The Iron Stove

by Barbara Daniels

Who you think you marry: the swan,
the freckled deer. Who she proves
to be—an iron stove leaning against

the back fence, lady of the weedy
yard, rust dusted, and in her belly
clinkers, ash. The bad mother

in the old story threw away
the barrel filled with nails.
Lift the lid. She won’t climb in.

The tale you like best: a king
takes up a brush each morning
to paint a queen’s eyebrow,

lost forever to a scar. Swans roost
all down the narrow isthmus, messy
nests, dark ball-of-fuzz young.

Each swan yearns to be changed.
When you walk past, a little one
hisses “I hate you.

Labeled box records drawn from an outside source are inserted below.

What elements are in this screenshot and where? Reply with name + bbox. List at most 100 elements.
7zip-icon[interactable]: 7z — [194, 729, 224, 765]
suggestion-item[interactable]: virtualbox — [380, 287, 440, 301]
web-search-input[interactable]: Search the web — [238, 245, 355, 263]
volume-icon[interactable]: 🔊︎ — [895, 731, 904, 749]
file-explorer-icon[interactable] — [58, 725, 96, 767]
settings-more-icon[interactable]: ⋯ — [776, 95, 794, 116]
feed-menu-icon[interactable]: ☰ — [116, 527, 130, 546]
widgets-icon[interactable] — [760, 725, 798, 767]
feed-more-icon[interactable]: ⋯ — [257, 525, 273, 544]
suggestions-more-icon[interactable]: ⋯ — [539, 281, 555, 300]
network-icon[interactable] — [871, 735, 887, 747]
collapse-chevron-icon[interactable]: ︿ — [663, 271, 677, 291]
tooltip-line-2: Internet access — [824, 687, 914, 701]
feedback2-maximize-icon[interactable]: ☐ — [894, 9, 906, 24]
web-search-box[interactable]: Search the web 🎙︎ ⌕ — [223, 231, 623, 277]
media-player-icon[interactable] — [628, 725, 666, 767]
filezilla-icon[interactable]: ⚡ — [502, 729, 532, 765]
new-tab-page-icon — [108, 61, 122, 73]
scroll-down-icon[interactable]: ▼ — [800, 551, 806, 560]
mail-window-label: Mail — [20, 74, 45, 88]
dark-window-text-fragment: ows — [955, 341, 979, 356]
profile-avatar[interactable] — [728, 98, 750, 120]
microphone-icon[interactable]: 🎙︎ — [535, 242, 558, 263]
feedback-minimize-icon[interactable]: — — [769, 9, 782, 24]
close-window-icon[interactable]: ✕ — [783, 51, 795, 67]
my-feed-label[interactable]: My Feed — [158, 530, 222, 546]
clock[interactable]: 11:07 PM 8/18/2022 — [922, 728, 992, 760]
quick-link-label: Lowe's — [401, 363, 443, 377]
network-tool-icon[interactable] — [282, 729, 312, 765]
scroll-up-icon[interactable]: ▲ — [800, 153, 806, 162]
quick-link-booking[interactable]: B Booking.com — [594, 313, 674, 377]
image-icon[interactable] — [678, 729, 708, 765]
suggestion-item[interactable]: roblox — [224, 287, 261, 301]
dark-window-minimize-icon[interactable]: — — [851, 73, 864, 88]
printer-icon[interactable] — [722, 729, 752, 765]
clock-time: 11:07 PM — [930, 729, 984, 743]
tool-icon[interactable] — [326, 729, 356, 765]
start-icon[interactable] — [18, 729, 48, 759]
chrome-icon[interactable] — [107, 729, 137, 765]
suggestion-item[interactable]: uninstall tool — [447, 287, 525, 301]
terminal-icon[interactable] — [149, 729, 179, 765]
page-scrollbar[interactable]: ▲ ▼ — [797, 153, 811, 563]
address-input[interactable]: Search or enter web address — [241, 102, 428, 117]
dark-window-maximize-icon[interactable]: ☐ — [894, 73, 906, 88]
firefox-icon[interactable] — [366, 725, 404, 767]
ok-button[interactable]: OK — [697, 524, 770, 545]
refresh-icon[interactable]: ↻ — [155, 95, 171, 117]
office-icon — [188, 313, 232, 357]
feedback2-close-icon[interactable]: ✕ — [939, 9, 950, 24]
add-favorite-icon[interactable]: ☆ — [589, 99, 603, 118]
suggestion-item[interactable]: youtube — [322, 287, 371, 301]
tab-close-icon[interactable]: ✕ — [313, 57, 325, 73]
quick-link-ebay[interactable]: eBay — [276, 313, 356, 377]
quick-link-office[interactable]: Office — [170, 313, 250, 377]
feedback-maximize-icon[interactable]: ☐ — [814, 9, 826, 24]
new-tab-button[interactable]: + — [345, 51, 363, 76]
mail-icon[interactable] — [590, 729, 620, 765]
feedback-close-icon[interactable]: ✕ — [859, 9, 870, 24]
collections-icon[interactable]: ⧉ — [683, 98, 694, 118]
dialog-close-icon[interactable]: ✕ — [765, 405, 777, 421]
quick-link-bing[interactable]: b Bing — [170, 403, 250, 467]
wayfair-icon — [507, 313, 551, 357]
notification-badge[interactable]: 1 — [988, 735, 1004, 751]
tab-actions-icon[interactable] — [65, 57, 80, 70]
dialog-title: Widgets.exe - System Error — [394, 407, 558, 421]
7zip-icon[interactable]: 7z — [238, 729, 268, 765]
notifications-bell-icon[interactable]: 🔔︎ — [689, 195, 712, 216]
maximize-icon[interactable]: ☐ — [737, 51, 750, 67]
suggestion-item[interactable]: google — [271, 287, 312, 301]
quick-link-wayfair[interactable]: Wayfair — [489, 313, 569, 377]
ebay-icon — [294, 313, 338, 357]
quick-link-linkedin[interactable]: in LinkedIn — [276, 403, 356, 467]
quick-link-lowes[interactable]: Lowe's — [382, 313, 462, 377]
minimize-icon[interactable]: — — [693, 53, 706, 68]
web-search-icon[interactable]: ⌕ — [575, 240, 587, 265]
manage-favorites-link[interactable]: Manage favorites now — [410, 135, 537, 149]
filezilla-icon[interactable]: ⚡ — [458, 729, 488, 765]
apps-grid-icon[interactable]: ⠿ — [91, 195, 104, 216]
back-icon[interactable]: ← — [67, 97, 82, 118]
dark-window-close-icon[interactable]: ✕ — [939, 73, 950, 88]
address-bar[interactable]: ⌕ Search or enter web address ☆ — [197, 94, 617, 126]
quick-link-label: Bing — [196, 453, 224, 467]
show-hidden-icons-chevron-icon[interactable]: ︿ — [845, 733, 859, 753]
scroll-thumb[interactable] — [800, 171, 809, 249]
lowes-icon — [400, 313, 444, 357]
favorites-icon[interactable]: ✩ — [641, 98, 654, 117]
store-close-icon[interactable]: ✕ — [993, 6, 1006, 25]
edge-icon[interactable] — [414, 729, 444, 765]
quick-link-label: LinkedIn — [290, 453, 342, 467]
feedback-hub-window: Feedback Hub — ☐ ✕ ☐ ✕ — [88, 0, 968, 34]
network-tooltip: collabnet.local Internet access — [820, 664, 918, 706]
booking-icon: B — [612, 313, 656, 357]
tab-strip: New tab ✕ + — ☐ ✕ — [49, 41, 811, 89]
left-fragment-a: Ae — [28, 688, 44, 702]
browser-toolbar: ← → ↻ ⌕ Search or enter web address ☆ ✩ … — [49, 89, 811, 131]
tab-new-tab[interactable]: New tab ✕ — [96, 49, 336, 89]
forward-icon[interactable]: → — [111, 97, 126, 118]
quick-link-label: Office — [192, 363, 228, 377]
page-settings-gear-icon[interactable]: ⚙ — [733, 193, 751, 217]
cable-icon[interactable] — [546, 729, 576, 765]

I mock you.”

There’s a toad in the princess’s bed.
In the yard, the stove waits
by the cold mouth of the well.

For a boy who never meets a woman,
the stove will do, distance to her
measured by his outstretched arms.


Barbara Daniels’ book Rose Fever was published by WordTech Press and her chapbooks Black Sails, Quinn & Marie, and Moon Kitchen by Casa de Cinco Hermanas Press. Her poetry has appeared in Prairie Schooner, Mid-American Review, and many other journals. She received three Individual Artist Fellowships from the New Jersey State Council on the Arts.